Ich spiele gerade ein bisschen mit Sonar rum.
Habe jetzt mal für zwei eigenständige Projekte das Ant Target eingerichtet. Das läuft auch, allerdings sehe ich im Dashboard immer nur das zuletzt analysierte Projekt.

D.h. starte ich das ant Target für Projekt A sehe ich im Dashboard ausschließlich Projekt A. Starte ich danach das Target für Projekt B sehe ich im Dashboard nur noch Projekt B, Projekt A ist verschwunden.

Kann man das irgendwie einstellen, dass die vorher analysierten Projekte sichtbar bleiben?


----------



## Noctarius (26. Jul 2011)

Also ich nutze Sonar mit Maven und eigentlich muss man da gar nichts groß einstellen.


----------



## peez (26. Jul 2011)

hmm ich muss leider mit Ant arbeiten...

Und du hast mehrere Projekte auf dem Dashboard? 
Nachdem ich nämlich bei Google nicht ansatzweise fündig werde bin ich gar nicht sicher, ob Sonar überhaupt mit mehreren Projekten gleichzeitig umgehen kann... Das einzige was ich gefunden habe ist dieses Parent-Projekt --> Child Projekte.


----------



## Noctarius (26. Jul 2011)

Japp hab 2 Projekte im Dashboard


----------



## peez (26. Jul 2011)

Jetzt hab ichs auch hinbekommen.

Da gibts noch das key Attribut:

<sonar:sonar *key*="org.example:example" version="0.1-SNAPSHOT" xmlns:sonar="antlibrg.sonar.ant"/>

Ist nirgends dokumentiert dass nicht der Projektname sondern der key ausschlaggebend ist...


----------



## Wildcard (26. Jul 2011)

> Ist nirgends dokumentiert dass nicht der Projektname sondern der key ausschlaggebend ist...


Das mag daran liegen das fast jeder Sonar zusammen mit Maven verwendet und man dort eigentlich gar nichts konfigurieren muss.


----------



## Jay_030 (27. Jul 2011)

Sonar ist eigentlich für die Arbeit mit Maven entwickelt.
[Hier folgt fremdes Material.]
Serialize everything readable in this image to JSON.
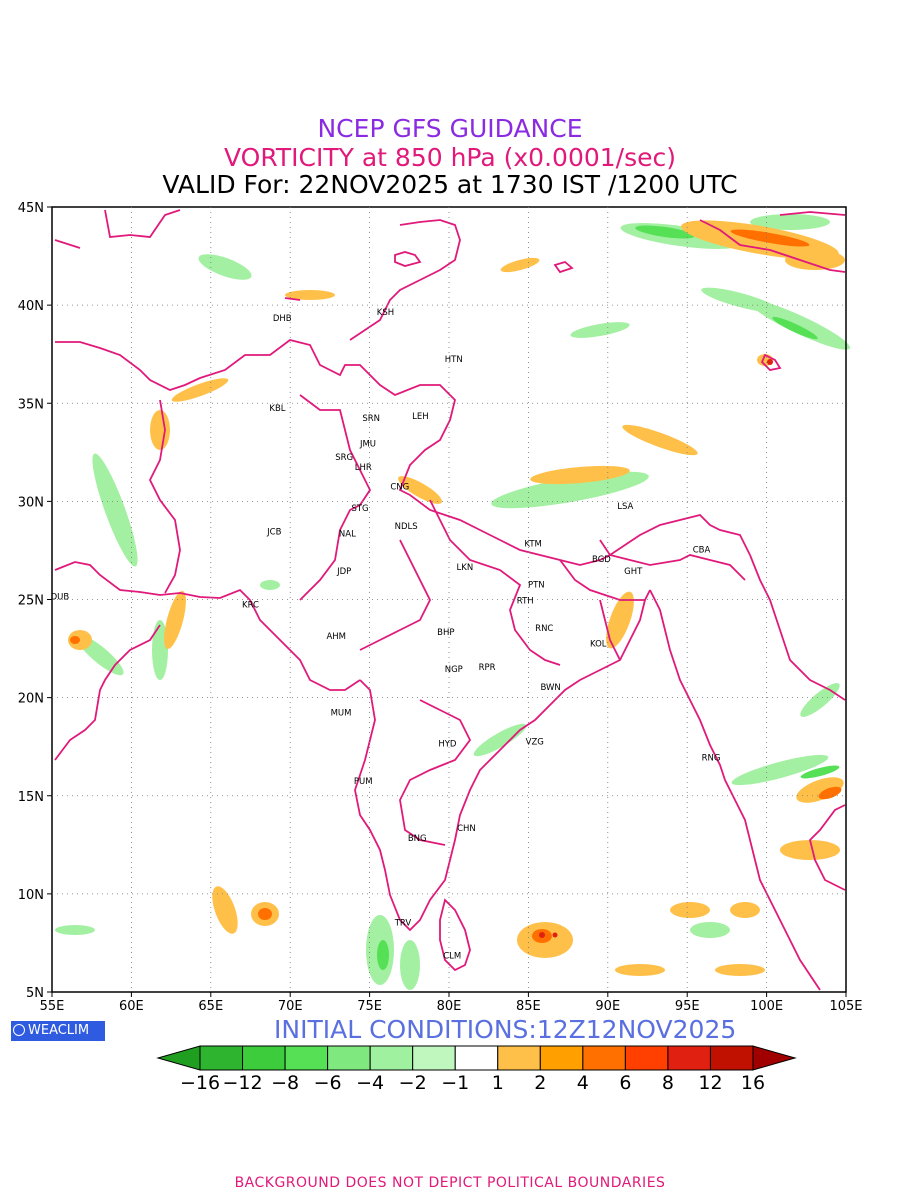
{
  "titles": {
    "line1": "NCEP GFS GUIDANCE",
    "line2": "VORTICITY at 850 hPa (x0.0001/sec)",
    "line3": "VALID For: 22NOV2025 at 1730 IST /1200 UTC"
  },
  "axes": {
    "lon_labels": [
      "55E",
      "60E",
      "65E",
      "70E",
      "75E",
      "80E",
      "85E",
      "90E",
      "95E",
      "100E",
      "105E"
    ],
    "lat_labels": [
      "45N",
      "40N",
      "35N",
      "30N",
      "25N",
      "20N",
      "15N",
      "10N",
      "5N"
    ],
    "lon_range": [
      55,
      105
    ],
    "lat_range": [
      5,
      45
    ],
    "grid": "dotted"
  },
  "stations": [
    {
      "code": "DHB",
      "lon": 69.5,
      "lat": 39.2
    },
    {
      "code": "KSH",
      "lon": 76.0,
      "lat": 39.5
    },
    {
      "code": "HTN",
      "lon": 80.3,
      "lat": 37.1
    },
    {
      "code": "KBL",
      "lon": 69.2,
      "lat": 34.6
    },
    {
      "code": "SRN",
      "lon": 75.1,
      "lat": 34.1
    },
    {
      "code": "LEH",
      "lon": 78.2,
      "lat": 34.2
    },
    {
      "code": "JMU",
      "lon": 74.9,
      "lat": 32.8
    },
    {
      "code": "SRG",
      "lon": 73.4,
      "lat": 32.1
    },
    {
      "code": "LHR",
      "lon": 74.6,
      "lat": 31.6
    },
    {
      "code": "CNG",
      "lon": 76.9,
      "lat": 30.6
    },
    {
      "code": "STG",
      "lon": 74.4,
      "lat": 29.5
    },
    {
      "code": "NDLS",
      "lon": 77.3,
      "lat": 28.6
    },
    {
      "code": "LSA",
      "lon": 91.1,
      "lat": 29.6
    },
    {
      "code": "JCB",
      "lon": 69.0,
      "lat": 28.3
    },
    {
      "code": "NAL",
      "lon": 73.6,
      "lat": 28.2
    },
    {
      "code": "KTM",
      "lon": 85.3,
      "lat": 27.7
    },
    {
      "code": "BGD",
      "lon": 89.6,
      "lat": 26.9
    },
    {
      "code": "CBA",
      "lon": 95.9,
      "lat": 27.4
    },
    {
      "code": "JDP",
      "lon": 73.4,
      "lat": 26.3
    },
    {
      "code": "LKN",
      "lon": 81.0,
      "lat": 26.5
    },
    {
      "code": "GHT",
      "lon": 91.6,
      "lat": 26.3
    },
    {
      "code": "PTN",
      "lon": 85.5,
      "lat": 25.6
    },
    {
      "code": "DUB",
      "lon": 55.5,
      "lat": 25.0
    },
    {
      "code": "KRC",
      "lon": 67.5,
      "lat": 24.6
    },
    {
      "code": "RTH",
      "lon": 84.8,
      "lat": 24.8
    },
    {
      "code": "AHM",
      "lon": 72.9,
      "lat": 23.0
    },
    {
      "code": "BHP",
      "lon": 79.8,
      "lat": 23.2
    },
    {
      "code": "RNC",
      "lon": 86.0,
      "lat": 23.4
    },
    {
      "code": "KOL",
      "lon": 89.4,
      "lat": 22.6
    },
    {
      "code": "NGP",
      "lon": 80.3,
      "lat": 21.3
    },
    {
      "code": "RPR",
      "lon": 82.4,
      "lat": 21.4
    },
    {
      "code": "BWN",
      "lon": 86.4,
      "lat": 20.4
    },
    {
      "code": "MUM",
      "lon": 73.2,
      "lat": 19.1
    },
    {
      "code": "HYD",
      "lon": 79.9,
      "lat": 17.5
    },
    {
      "code": "VZG",
      "lon": 85.4,
      "lat": 17.6
    },
    {
      "code": "RNG",
      "lon": 96.5,
      "lat": 16.8
    },
    {
      "code": "PUM",
      "lon": 74.6,
      "lat": 15.6
    },
    {
      "code": "CHN",
      "lon": 81.1,
      "lat": 13.2
    },
    {
      "code": "BNG",
      "lon": 78.0,
      "lat": 12.7
    },
    {
      "code": "TRV",
      "lon": 77.1,
      "lat": 8.4
    },
    {
      "code": "CLM",
      "lon": 80.2,
      "lat": 6.7
    }
  ],
  "logo": {
    "text": "WEACLIM"
  },
  "initial_conditions": "INITIAL CONDITIONS:12Z12NOV2025",
  "colorbar": {
    "labels": [
      "−16",
      "−12",
      "−8",
      "−6",
      "−4",
      "−2",
      "−1",
      "1",
      "2",
      "4",
      "6",
      "8",
      "12",
      "16"
    ],
    "colors": [
      "#1f9e1f",
      "#2fb42f",
      "#3ccc3c",
      "#55e055",
      "#7fe87f",
      "#9ff09f",
      "#bff7bf",
      "#ffffff",
      "#ffc04a",
      "#ffa000",
      "#ff7000",
      "#ff4000",
      "#e02010",
      "#c01000",
      "#a00000"
    ]
  },
  "footer": "BACKGROUND DOES NOT DEPICT POLITICAL BOUNDARIES"
}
Die Ant-Integration wurde nachgepflegt. Bei Verwendung von Maven sorgen die groupId und artifactId für die Eindeutigkeit eines Projekts. Bei Ant wird das durch das key-Attribut emuliert.

Das steht auch im Wiki:


> The Definition for key is groupId:artifactId. It has to consist of 2 values separated by colon (":").


----------